Just what does “withdrawing” from Iraq mean? by Michael Fumento
Everybody’s talking about it, but nobody in public at least seems to realize how exquisite a maneuver drawing down U.S forces in Iraq is unless you just want to cut and run and let the country collapse as Pennsylvania Dem. John Murtha does. It isn’t a simple mathematical formula of being able to withdraw X number of Americans as soon as Y number of Iraqi Security Forces (ISF) reach a certain fighting ability.
The most important complicating factor is that the ISF are almost entirely light infantry. They have little armor or artillery, no close air support, virtually no air reconaissance, a couple of dozen small boats for a navy, and not even the proper bureaucracy to make sure men are supplied or paid. Without all of these, they have absolutely no hope of prevailing.
Some of the assets can continue to be operated by the from Kuwait or offshore, such as fighter/bomber support. But even air support from slower, shorter-range helicopter gunships, the awesome AC-130 fixed-wing gunships, and A-10 “Warthogs” must be based in-country. Why Iraqis are not being trained with and given these weapons is a good question, one they are asking, and the answer seems to be that if a civil war breaks out we’d rather they have access to nothing bigger than a RPG or mortar.
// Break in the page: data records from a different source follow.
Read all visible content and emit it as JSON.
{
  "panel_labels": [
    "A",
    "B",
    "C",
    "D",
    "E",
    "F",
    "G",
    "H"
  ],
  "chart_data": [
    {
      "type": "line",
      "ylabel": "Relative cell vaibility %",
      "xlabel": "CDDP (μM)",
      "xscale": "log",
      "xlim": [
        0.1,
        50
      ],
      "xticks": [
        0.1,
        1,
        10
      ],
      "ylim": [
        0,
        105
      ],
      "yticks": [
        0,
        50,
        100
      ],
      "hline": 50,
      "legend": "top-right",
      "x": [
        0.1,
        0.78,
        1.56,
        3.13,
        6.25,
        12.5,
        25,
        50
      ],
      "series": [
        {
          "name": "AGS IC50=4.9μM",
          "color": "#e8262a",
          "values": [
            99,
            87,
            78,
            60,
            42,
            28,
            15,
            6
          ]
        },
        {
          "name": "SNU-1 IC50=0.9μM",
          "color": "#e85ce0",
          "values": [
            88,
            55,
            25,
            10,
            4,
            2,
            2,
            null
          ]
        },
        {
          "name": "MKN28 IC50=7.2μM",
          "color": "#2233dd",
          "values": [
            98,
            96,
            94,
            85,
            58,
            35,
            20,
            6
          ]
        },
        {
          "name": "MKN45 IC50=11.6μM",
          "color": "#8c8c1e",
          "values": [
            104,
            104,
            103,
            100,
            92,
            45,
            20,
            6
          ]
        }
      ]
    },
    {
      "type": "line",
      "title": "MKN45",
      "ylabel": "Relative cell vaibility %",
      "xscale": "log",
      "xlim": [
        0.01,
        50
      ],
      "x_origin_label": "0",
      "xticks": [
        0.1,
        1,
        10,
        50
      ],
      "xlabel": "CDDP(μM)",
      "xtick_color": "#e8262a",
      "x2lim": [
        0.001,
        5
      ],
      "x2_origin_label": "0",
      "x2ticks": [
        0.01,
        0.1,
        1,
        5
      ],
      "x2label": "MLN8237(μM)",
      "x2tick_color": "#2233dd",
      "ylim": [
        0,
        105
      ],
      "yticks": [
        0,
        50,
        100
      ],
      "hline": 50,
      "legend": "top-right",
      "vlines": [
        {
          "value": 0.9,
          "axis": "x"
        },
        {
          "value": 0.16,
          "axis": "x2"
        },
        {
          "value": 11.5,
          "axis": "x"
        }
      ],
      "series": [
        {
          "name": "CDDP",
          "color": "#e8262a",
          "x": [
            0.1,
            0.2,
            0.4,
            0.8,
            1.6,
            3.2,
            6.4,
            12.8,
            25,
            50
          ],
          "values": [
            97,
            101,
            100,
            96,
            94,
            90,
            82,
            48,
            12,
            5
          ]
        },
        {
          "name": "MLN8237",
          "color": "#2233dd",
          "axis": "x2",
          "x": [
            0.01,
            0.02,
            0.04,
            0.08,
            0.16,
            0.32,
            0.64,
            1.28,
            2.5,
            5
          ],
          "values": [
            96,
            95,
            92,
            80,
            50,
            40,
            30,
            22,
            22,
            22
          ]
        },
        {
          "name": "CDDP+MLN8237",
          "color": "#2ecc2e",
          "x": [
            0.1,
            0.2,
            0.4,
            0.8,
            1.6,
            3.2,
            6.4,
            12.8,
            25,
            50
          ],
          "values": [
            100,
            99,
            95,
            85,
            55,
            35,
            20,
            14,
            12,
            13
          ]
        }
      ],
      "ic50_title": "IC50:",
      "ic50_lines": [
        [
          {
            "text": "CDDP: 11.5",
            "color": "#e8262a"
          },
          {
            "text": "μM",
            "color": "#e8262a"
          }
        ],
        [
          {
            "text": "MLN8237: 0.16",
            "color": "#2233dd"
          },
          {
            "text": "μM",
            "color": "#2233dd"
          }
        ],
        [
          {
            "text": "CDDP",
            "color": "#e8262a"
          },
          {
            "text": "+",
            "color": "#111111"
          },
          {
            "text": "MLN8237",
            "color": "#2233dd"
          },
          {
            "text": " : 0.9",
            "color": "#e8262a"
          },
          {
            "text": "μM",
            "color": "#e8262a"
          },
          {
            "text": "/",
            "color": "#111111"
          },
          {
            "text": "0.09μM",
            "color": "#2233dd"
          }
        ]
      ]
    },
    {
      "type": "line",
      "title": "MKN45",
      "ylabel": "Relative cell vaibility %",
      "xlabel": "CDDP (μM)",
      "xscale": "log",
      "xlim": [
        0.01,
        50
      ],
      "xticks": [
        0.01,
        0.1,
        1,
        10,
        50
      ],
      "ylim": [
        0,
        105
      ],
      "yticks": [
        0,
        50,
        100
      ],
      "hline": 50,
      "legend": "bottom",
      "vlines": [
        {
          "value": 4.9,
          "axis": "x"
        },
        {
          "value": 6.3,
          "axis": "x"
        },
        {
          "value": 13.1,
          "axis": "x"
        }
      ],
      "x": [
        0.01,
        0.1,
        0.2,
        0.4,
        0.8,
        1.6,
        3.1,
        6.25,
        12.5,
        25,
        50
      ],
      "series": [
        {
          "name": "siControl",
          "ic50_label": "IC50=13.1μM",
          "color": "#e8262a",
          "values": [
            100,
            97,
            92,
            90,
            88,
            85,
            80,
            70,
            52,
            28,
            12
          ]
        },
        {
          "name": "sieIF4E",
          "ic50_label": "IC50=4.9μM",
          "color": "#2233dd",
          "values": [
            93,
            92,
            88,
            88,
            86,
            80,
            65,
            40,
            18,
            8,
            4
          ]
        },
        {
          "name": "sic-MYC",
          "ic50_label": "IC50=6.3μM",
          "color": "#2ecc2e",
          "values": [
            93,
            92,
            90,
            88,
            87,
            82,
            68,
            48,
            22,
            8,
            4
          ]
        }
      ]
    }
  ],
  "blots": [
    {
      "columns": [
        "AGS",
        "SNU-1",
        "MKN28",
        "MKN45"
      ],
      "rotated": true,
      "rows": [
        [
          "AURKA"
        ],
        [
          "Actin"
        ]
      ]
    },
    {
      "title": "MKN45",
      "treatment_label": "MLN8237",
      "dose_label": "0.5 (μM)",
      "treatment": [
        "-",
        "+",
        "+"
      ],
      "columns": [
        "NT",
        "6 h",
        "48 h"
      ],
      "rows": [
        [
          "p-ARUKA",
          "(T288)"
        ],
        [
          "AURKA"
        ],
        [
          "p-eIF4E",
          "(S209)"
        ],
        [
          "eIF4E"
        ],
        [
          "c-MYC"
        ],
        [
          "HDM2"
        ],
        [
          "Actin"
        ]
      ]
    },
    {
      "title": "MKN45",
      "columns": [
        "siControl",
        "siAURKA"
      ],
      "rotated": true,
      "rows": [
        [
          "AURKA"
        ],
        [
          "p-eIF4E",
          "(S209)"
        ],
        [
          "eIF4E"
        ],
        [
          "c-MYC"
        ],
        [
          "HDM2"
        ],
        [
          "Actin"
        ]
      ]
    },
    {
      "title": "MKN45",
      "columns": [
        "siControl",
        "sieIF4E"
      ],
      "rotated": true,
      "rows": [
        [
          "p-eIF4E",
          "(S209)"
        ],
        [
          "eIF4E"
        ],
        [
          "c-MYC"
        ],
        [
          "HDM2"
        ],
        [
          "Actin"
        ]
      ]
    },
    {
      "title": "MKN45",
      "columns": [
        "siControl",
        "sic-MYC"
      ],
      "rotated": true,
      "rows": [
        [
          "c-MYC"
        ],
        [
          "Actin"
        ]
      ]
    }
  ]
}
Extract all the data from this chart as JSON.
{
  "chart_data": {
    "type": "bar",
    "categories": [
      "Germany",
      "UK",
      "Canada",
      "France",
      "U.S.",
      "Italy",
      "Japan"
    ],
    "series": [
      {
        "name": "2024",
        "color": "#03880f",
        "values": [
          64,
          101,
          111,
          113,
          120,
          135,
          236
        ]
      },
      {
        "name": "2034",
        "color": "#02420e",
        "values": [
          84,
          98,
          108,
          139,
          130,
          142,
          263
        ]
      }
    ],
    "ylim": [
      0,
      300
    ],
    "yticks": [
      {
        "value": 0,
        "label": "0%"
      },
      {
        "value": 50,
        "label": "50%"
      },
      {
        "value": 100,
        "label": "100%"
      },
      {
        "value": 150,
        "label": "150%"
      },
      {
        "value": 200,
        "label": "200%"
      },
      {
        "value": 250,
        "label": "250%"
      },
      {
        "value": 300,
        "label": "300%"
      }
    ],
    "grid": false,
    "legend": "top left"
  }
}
Be that as it may, until they have this equipment and are proficient with it, we’ll have to provide on-site support. This is one reason setting timetables is as dumb as the Bush Administration and military strategists say. A timetable for what?
That said, a modest draw-down of the right units in the short term and a more substantial one in the longer term could make a lot of sense. With few exceptions, the enemy wages war not with the rifle but the improvised bomb. Fewer Americans mean fewer American targets. It could also help deflate terrorist claims that America plans to be a permanent occupying force. Iraqi leaders are also claiming the U.S. is holding them back from fighting the sort of war necessary to defeat savage terrorists, according to a Sunday Washington Post story. This echoes the only complaint I heard from Marines and soldiers when I was in Iraq, that we were trying to win with a “kindler, gentler military.”
But a complete pullout should no more be considered than was withdrawing from South Korea in 1953 or Germany in 1945. Nor will the world, especially the Islamist enemy, be oblivious that the country that sacrificed 58,000 lives over nine years in Vietnam couldn’t stomach much more than 2,000 deaths and three years fighting in Iraq. Further, the chief “insurgent” is a Jordanian and about 10% of the enemy hail from outside countries. Whatever the merits of invading Iraq, it is now the focal point of the war on terror. It is neither just nor reasonable to expect the Iraqis to carry the burden of this fight alone.